The Board's approval of the New Subadvisory Agreement was in connection with the change of control of Legg Mason, Inc. (Legg Mason), the parent company of Western Asset, which resulted from Franklin Resources, Inc.'s (Franklin) acquisition of Legg Mason. In February 2020, Legg Mason entered into an agreement with Franklin under which Franklin would acquire Legg Mason (the Transaction). The Transaction closed on July 31, 2020. Franklin is a holding company that, together with its subsidiaries operates as Franklin Templeton®. Upon the closing of the Transaction, Legg Mason became a direct wholly-owned subsidiary of Franklin, and Western Asset became an indirect subsidiary of Franklin. As such, the Transaction resulted in a change of control of Legg Mason and Western Asset and, therefore, an assignment (within the meaning of the Investment Company Act of 1940) and automatic termination of the prior subadvisory agreement between the Manager and Western Asset for the Portfolio.
The New Subadvisory Agreement became effective on July 31, 2020, and is identical to the prior subadvisory agreement between the Manager and Western Asset. The subadvisory agreements between the Manager and the Portfolio's other subadvisers have not been, and will not be, affected by the New Subadvisory Agreement. The investment management agreement relating to the Portfolio has not been, and will not be, changed as a result of the New Subadvisory Agreement. PGIM Investments and ASTIS will continue to manage the Portfolio.
The Manager has received exemptive orders from the Securities and Exchange Commission that allow it, subject to certain conditions, to hire certain subadvisers and to make changes to existing subadvisory agreements without obtaining shareholder approval. As required by the exemptive order pertaining to subadvisers that are unaffiliated with the Trust and the Manager, the Portfolio is required to provide information to shareholders about a new subadviser within 90 days of the hiring of the new subadviser. The Information Statement is designed to satisfy this requirement.

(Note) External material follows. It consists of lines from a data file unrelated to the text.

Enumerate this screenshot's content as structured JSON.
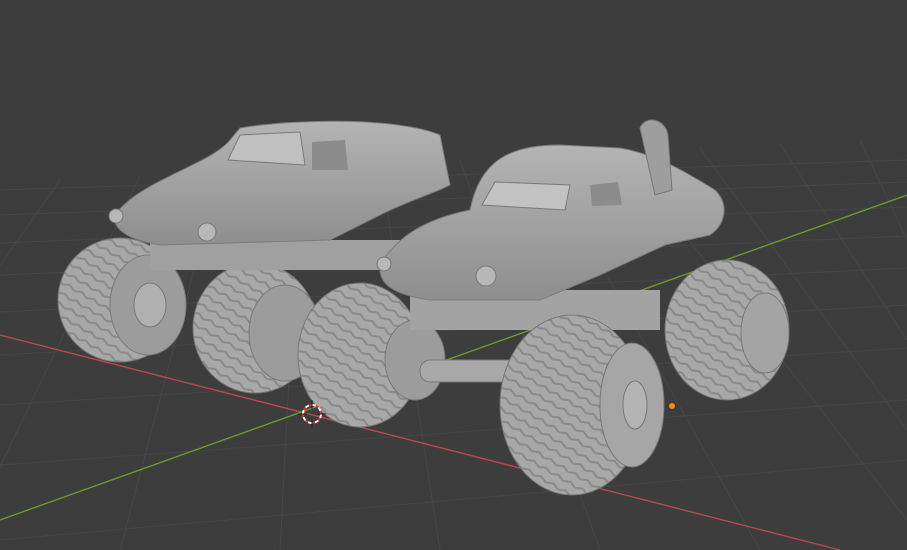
{
  "viewport": {
    "background": "#3d3d3d",
    "grid_color": "#4a4a4a",
    "axis_x_color": "#b8484f",
    "axis_y_color": "#6a9a2c",
    "mesh_color": "#a9a9a9"
  },
  "scene": {
    "objects": [
      "monster-truck-back",
      "monster-truck-front"
    ]
  },
  "cursor_3d": "3d-cursor-icon",
  "origin_marker": "object-origin-icon"
}
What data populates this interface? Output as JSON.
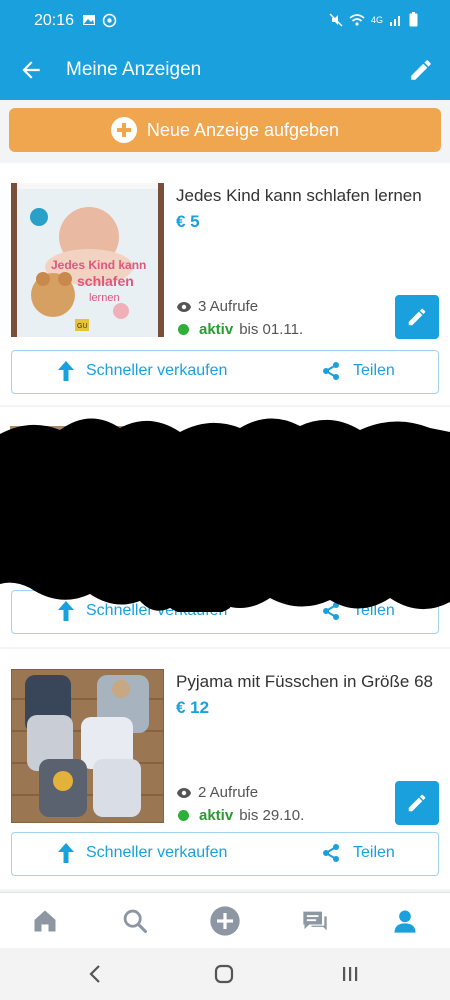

This Notice is being mailed on or about October 12, 2020, to all shareholders of record as of the close of business on July 31, 2020. A copy of the Information Statement will remain on the Portfolio's website until January 11, 2021.

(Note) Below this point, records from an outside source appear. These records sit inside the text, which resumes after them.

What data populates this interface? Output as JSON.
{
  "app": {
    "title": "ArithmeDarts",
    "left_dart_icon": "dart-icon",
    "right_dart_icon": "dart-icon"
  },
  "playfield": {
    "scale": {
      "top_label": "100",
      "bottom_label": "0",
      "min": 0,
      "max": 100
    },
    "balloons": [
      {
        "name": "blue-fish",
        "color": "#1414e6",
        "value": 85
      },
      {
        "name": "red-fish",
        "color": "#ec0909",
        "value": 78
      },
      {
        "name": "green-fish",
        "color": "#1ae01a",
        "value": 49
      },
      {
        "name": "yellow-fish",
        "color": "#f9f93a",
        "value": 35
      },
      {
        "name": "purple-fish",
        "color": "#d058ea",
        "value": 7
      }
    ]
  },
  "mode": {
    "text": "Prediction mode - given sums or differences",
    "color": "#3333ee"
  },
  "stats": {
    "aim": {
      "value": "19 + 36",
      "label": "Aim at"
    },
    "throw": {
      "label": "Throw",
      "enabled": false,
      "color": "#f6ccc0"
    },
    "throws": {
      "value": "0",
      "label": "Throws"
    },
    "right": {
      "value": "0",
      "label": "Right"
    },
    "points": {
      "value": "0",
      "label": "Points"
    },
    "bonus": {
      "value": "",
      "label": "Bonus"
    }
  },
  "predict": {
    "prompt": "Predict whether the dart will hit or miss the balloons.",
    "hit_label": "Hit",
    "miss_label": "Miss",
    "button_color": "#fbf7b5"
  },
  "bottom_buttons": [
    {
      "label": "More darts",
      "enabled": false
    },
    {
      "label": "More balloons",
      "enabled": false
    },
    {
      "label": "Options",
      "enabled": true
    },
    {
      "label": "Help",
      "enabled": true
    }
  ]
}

You can obtain a paper copy of the complete Information Statement, without charge, by writing the Trust at 655 Broad Street, 17th Floor, Newark, New Jersey 07102, or by calling (800) 778-2255 (toll free). You can request a complete copy of the Information Statement until January 11, 2021. To ensure prompt delivery, you should make your request no later than December 28, 2020. Please note that you will not receive a paper copy unless you request it.

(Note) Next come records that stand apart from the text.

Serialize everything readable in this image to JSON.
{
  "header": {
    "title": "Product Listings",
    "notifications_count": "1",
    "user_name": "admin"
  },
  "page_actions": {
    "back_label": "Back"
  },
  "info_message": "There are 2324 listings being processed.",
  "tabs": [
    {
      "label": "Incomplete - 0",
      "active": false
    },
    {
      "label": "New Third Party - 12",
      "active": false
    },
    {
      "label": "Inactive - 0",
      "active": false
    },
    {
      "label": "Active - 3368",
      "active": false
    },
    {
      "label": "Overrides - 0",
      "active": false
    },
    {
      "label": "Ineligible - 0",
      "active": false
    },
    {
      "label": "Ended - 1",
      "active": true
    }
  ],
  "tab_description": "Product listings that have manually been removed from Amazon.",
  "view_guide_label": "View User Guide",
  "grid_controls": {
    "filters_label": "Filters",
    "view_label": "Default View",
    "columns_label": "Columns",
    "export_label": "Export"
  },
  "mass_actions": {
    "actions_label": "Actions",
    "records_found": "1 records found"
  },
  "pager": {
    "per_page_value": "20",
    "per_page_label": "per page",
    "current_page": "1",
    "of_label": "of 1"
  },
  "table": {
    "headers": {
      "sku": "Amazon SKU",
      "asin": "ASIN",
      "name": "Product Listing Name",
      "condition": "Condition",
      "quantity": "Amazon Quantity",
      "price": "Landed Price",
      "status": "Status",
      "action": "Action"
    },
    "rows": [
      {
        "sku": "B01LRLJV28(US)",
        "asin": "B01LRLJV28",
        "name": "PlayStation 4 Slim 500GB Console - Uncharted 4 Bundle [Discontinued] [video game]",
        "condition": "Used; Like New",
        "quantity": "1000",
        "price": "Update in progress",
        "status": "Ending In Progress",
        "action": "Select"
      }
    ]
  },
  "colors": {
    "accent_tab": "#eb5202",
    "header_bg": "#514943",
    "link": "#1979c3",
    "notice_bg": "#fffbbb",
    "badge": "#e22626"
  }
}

Shareholders Sharing the Same Address. As permitted by law, only one copy of this Notice will be delivered to shareholders residing at the same address, unless such shareholders have notified the Trust of their desire to receive multiple copies of the shareholder reports and other materials that the Trust sends. If you would like to receive an additional copy, please contact the Trust by writing to the Trust's address, or by calling the telephone number shown above. The Trust will then promptly deliver, upon request, a separate copy of this Notice to any shareholder residing at an address to which only one copy was mailed. Shareholders wishing to receive separate copies of the Trust's shareholder reports and other materials in the future, and shareholders sharing an address that wish to receive a single copy if they are receiving multiple copies, should also send a request as indicated.
This Notice and the Information Statement are for your information only. You are not required to take any action.